A 'NUISANCE book' from Victorian times has given a fascinating insight into life in East Lancashire 150 years ago.

It has gone on display at Great Harwood Library as part of Community History Month.

The nuisance book comes from a time before the area had a formal council and a group made up of well-to-do individuals - such as Lord of the Manor James Lomax - were requested to solve issues.

And the document reveals grim details about a plague which gripped Great Harwood.

According to the huge volume containing handwritten snippets from the town's "nuisance committee", Great Harwood was gripped by a "malignant fever" in 1859.

It reveals the fever followed years of people tipping chamber pots into the open streets, and blood from slaughterhouses, mingling with discarded animal remains in cess pools next to houses.

Other entries tell how many houses, where residents struggled to keep themselves and their households clean without running water, were overcrowded and suffering fatal illnesses.

An Accrington doctor, Dr A Arkwright, who was called in to explain the cause of fever, blamed open sewers, a lack of running water and said slaughterhouses next to homes should be shut and moved.

One account of a small, overcrowded house at the back of Queen Street, belonging to a Jos Haydock, told how these conditions led to a young girl's death.

Inside the house, two families were living in one small room.

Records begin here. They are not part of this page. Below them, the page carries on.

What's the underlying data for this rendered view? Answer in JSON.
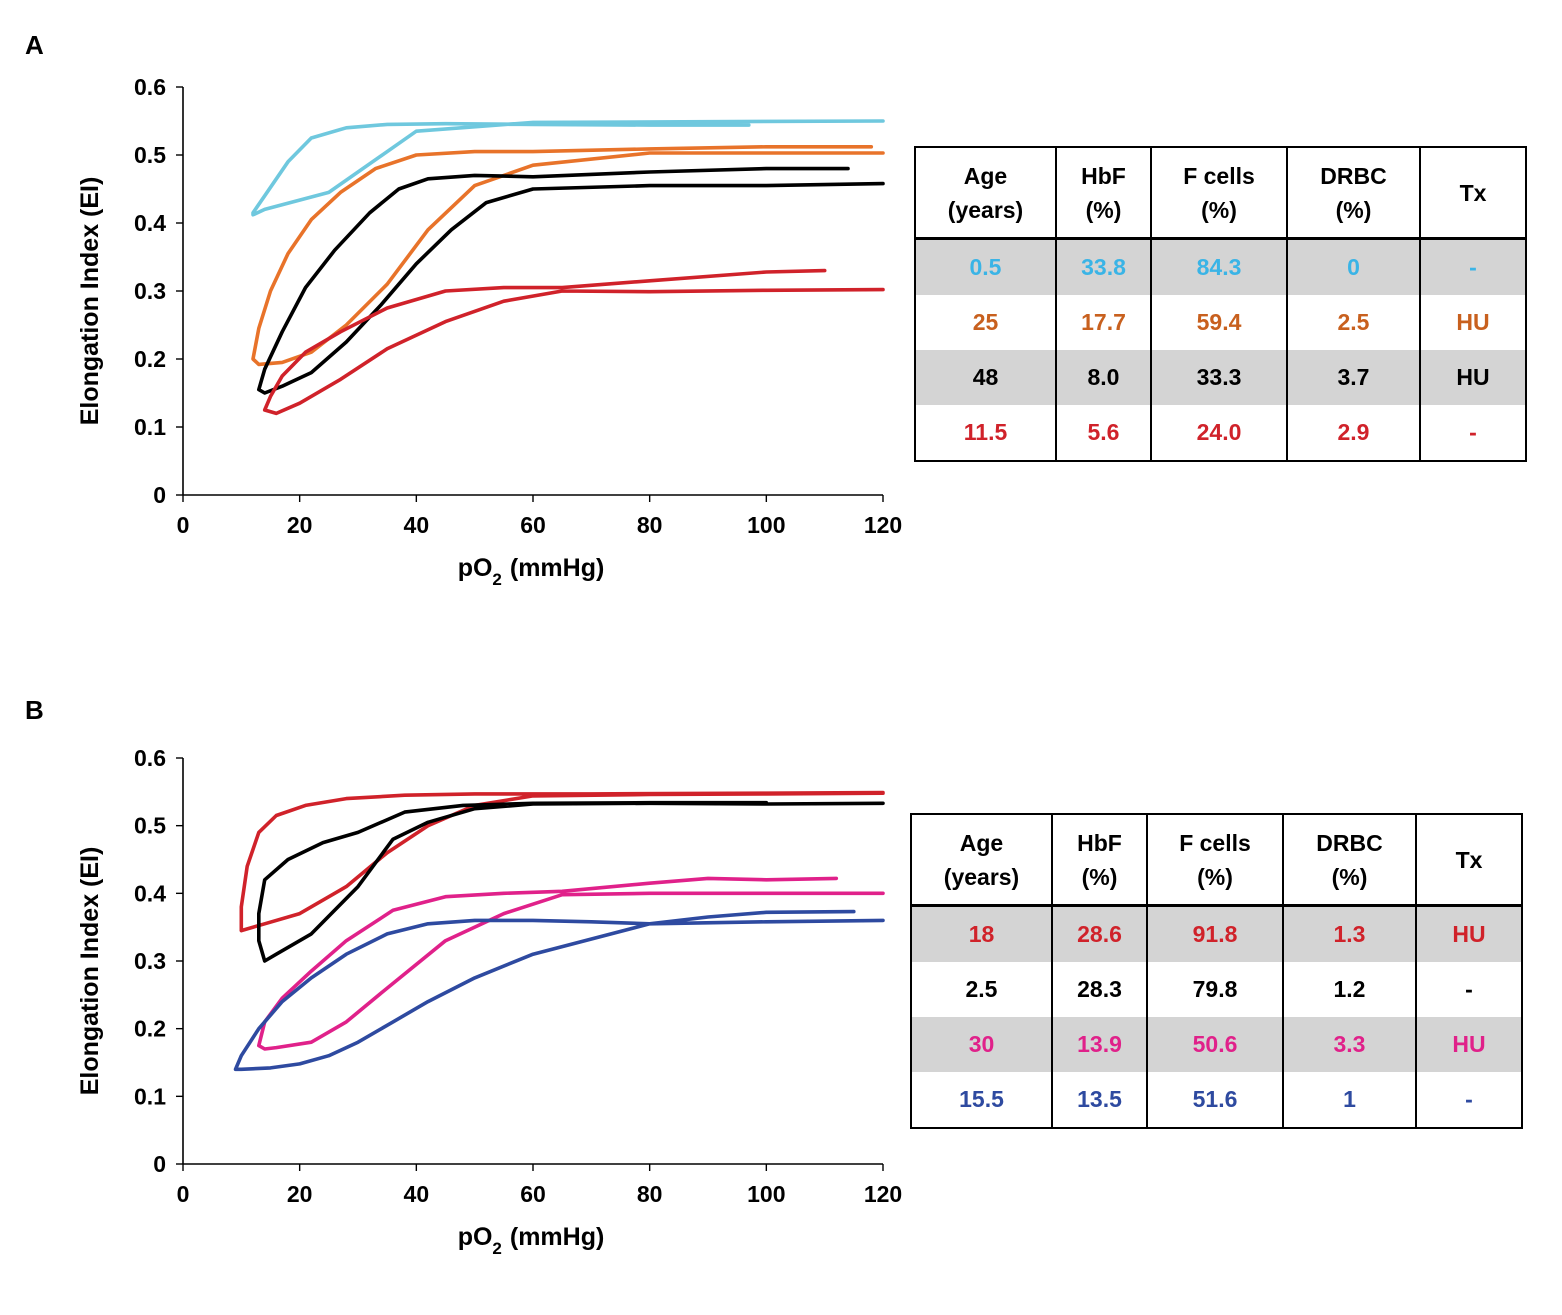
{
  "panels": [
    {
      "letter": "A",
      "table": {
        "headers": [
          [
            "Age",
            "(years)"
          ],
          [
            "HbF",
            "(%)"
          ],
          [
            "F cells",
            "(%)"
          ],
          [
            "DRBC",
            "(%)"
          ],
          [
            "Tx"
          ]
        ],
        "rows": [
          {
            "color": "#3ab4e6",
            "shaded": true,
            "cells": [
              "0.5",
              "33.8",
              "84.3",
              "0",
              "-"
            ]
          },
          {
            "color": "#c8601e",
            "shaded": false,
            "cells": [
              "25",
              "17.7",
              "59.4",
              "2.5",
              "HU"
            ]
          },
          {
            "color": "#000000",
            "shaded": true,
            "cells": [
              "48",
              "8.0",
              "33.3",
              "3.7",
              "HU"
            ]
          },
          {
            "color": "#d0222a",
            "shaded": false,
            "cells": [
              "11.5",
              "5.6",
              "24.0",
              "2.9",
              "-"
            ]
          }
        ]
      }
    },
    {
      "letter": "B",
      "table": {
        "headers": [
          [
            "Age",
            "(years)"
          ],
          [
            "HbF",
            "(%)"
          ],
          [
            "F cells",
            "(%)"
          ],
          [
            "DRBC",
            "(%)"
          ],
          [
            "Tx"
          ]
        ],
        "rows": [
          {
            "color": "#d0222a",
            "shaded": true,
            "cells": [
              "18",
              "28.6",
              "91.8",
              "1.3",
              "HU"
            ]
          },
          {
            "color": "#000000",
            "shaded": false,
            "cells": [
              "2.5",
              "28.3",
              "79.8",
              "1.2",
              "-"
            ]
          },
          {
            "color": "#e0218a",
            "shaded": true,
            "cells": [
              "30",
              "13.9",
              "50.6",
              "3.3",
              "HU"
            ]
          },
          {
            "color": "#2e4aa0",
            "shaded": false,
            "cells": [
              "15.5",
              "13.5",
              "51.6",
              "1",
              "-"
            ]
          }
        ]
      }
    }
  ],
  "chart_data": [
    {
      "type": "line",
      "panel": "A",
      "xlabel": "pO",
      "xlabel_sub": "2",
      "xlabel_unit": "(mmHg)",
      "ylabel": "Elongation Index (EI)",
      "xlim": [
        0,
        120
      ],
      "ylim": [
        0,
        0.6
      ],
      "xticks": [
        0,
        20,
        40,
        60,
        80,
        100,
        120
      ],
      "yticks": [
        0,
        0.1,
        0.2,
        0.3,
        0.4,
        0.5,
        0.6
      ],
      "ytick_labels": [
        "0",
        "0.1",
        "0.2",
        "0.3",
        "0.4",
        "0.5",
        "0.6"
      ],
      "grid": false,
      "series": [
        {
          "name": "0.5 years",
          "color": "#6fc8de",
          "x": [
            120,
            90,
            60,
            40,
            25,
            14,
            12,
            12,
            14,
            18,
            22,
            28,
            35,
            45,
            60,
            80,
            97
          ],
          "y": [
            0.55,
            0.549,
            0.548,
            0.535,
            0.445,
            0.42,
            0.412,
            0.415,
            0.44,
            0.49,
            0.525,
            0.54,
            0.545,
            0.546,
            0.545,
            0.544,
            0.544
          ]
        },
        {
          "name": "25 years",
          "color": "#e8732a",
          "x": [
            120,
            100,
            80,
            60,
            50,
            42,
            35,
            28,
            22,
            17,
            13,
            12,
            13,
            15,
            18,
            22,
            27,
            33,
            40,
            50,
            60,
            80,
            100,
            118
          ],
          "y": [
            0.503,
            0.503,
            0.503,
            0.485,
            0.455,
            0.39,
            0.31,
            0.25,
            0.21,
            0.195,
            0.192,
            0.2,
            0.245,
            0.3,
            0.355,
            0.405,
            0.445,
            0.48,
            0.5,
            0.505,
            0.505,
            0.509,
            0.512,
            0.512
          ]
        },
        {
          "name": "48 years",
          "color": "#000000",
          "x": [
            120,
            100,
            80,
            60,
            52,
            46,
            40,
            34,
            28,
            22,
            17,
            14,
            13,
            14,
            17,
            21,
            26,
            32,
            37,
            42,
            50,
            60,
            80,
            100,
            114
          ],
          "y": [
            0.458,
            0.455,
            0.455,
            0.45,
            0.43,
            0.39,
            0.34,
            0.28,
            0.225,
            0.18,
            0.16,
            0.15,
            0.155,
            0.185,
            0.24,
            0.305,
            0.36,
            0.415,
            0.45,
            0.465,
            0.47,
            0.468,
            0.475,
            0.48,
            0.48
          ]
        },
        {
          "name": "11.5 years",
          "color": "#d0222a",
          "x": [
            120,
            100,
            80,
            65,
            55,
            45,
            35,
            27,
            20,
            16,
            14,
            15,
            17,
            21,
            27,
            35,
            45,
            55,
            65,
            80,
            100,
            110
          ],
          "y": [
            0.302,
            0.301,
            0.299,
            0.3,
            0.285,
            0.255,
            0.215,
            0.17,
            0.135,
            0.12,
            0.125,
            0.145,
            0.175,
            0.21,
            0.24,
            0.275,
            0.3,
            0.305,
            0.305,
            0.315,
            0.328,
            0.33
          ]
        }
      ]
    },
    {
      "type": "line",
      "panel": "B",
      "xlabel": "pO",
      "xlabel_sub": "2",
      "xlabel_unit": "(mmHg)",
      "ylabel": "Elongation Index (EI)",
      "xlim": [
        0,
        120
      ],
      "ylim": [
        0,
        0.6
      ],
      "xticks": [
        0,
        20,
        40,
        60,
        80,
        100,
        120
      ],
      "yticks": [
        0,
        0.1,
        0.2,
        0.3,
        0.4,
        0.5,
        0.6
      ],
      "ytick_labels": [
        "0",
        "0.1",
        "0.2",
        "0.3",
        "0.4",
        "0.5",
        "0.6"
      ],
      "grid": false,
      "series": [
        {
          "name": "18 years",
          "color": "#d0222a",
          "x": [
            120,
            100,
            80,
            60,
            50,
            42,
            35,
            28,
            20,
            14,
            10,
            10,
            11,
            13,
            16,
            21,
            28,
            38,
            50,
            70,
            100,
            120
          ],
          "y": [
            0.548,
            0.547,
            0.546,
            0.544,
            0.53,
            0.5,
            0.46,
            0.41,
            0.37,
            0.355,
            0.345,
            0.38,
            0.44,
            0.49,
            0.515,
            0.53,
            0.54,
            0.545,
            0.547,
            0.547,
            0.548,
            0.549
          ]
        },
        {
          "name": "2.5 years",
          "color": "#000000",
          "x": [
            120,
            100,
            80,
            60,
            50,
            42,
            36,
            30,
            22,
            16,
            14,
            13,
            13,
            14,
            18,
            24,
            30,
            38,
            48,
            60,
            80,
            100
          ],
          "y": [
            0.533,
            0.532,
            0.533,
            0.532,
            0.525,
            0.505,
            0.48,
            0.41,
            0.34,
            0.31,
            0.3,
            0.33,
            0.37,
            0.42,
            0.45,
            0.475,
            0.49,
            0.52,
            0.53,
            0.533,
            0.534,
            0.534
          ]
        },
        {
          "name": "30 years",
          "color": "#e0218a",
          "x": [
            120,
            100,
            80,
            65,
            55,
            45,
            35,
            28,
            22,
            16,
            14,
            13,
            14,
            17,
            22,
            28,
            36,
            45,
            55,
            65,
            80,
            90,
            100,
            112
          ],
          "y": [
            0.4,
            0.4,
            0.4,
            0.398,
            0.37,
            0.33,
            0.26,
            0.21,
            0.18,
            0.172,
            0.17,
            0.175,
            0.21,
            0.245,
            0.285,
            0.33,
            0.375,
            0.395,
            0.4,
            0.403,
            0.415,
            0.422,
            0.42,
            0.422
          ]
        },
        {
          "name": "15.5 years",
          "color": "#2e4aa0",
          "x": [
            120,
            100,
            80,
            60,
            50,
            42,
            36,
            30,
            25,
            20,
            15,
            10,
            9,
            10,
            13,
            17,
            22,
            28,
            35,
            42,
            50,
            60,
            70,
            80,
            90,
            100,
            115
          ],
          "y": [
            0.36,
            0.358,
            0.355,
            0.31,
            0.275,
            0.24,
            0.21,
            0.18,
            0.16,
            0.148,
            0.142,
            0.14,
            0.14,
            0.16,
            0.2,
            0.24,
            0.275,
            0.31,
            0.34,
            0.355,
            0.36,
            0.36,
            0.358,
            0.355,
            0.365,
            0.372,
            0.373
          ]
        }
      ]
    }
  ]
}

Two were down with the fever and the third, a young girl, was close to death when Dr James Dearden visited the house.

He said the families of Mrs Shaw and Mrs Gilfal must move out immediately for their own safety and said breathing the "foul atmosphere" was to blame for the sickness.

He said it was particularly important the unnamed young girl, suffering from "fever and effects of Cancrum Oris" (gangrene of the face) was moved before her condition worsened.

Unfortunately she died before her family could take this advice.

A cess pool of slaughterhouse remains and human waste was said to be soaking into the foundations of many houses, such as the house of James Pickup, at 2 Cross Gate.

Delph Road was a particularly bad spot as many entries describe how waste from William Harrison's butcher's made a stench.

An exhibition at the library will display sections of the nuisance book during Community History Month.

The book is available to see on request.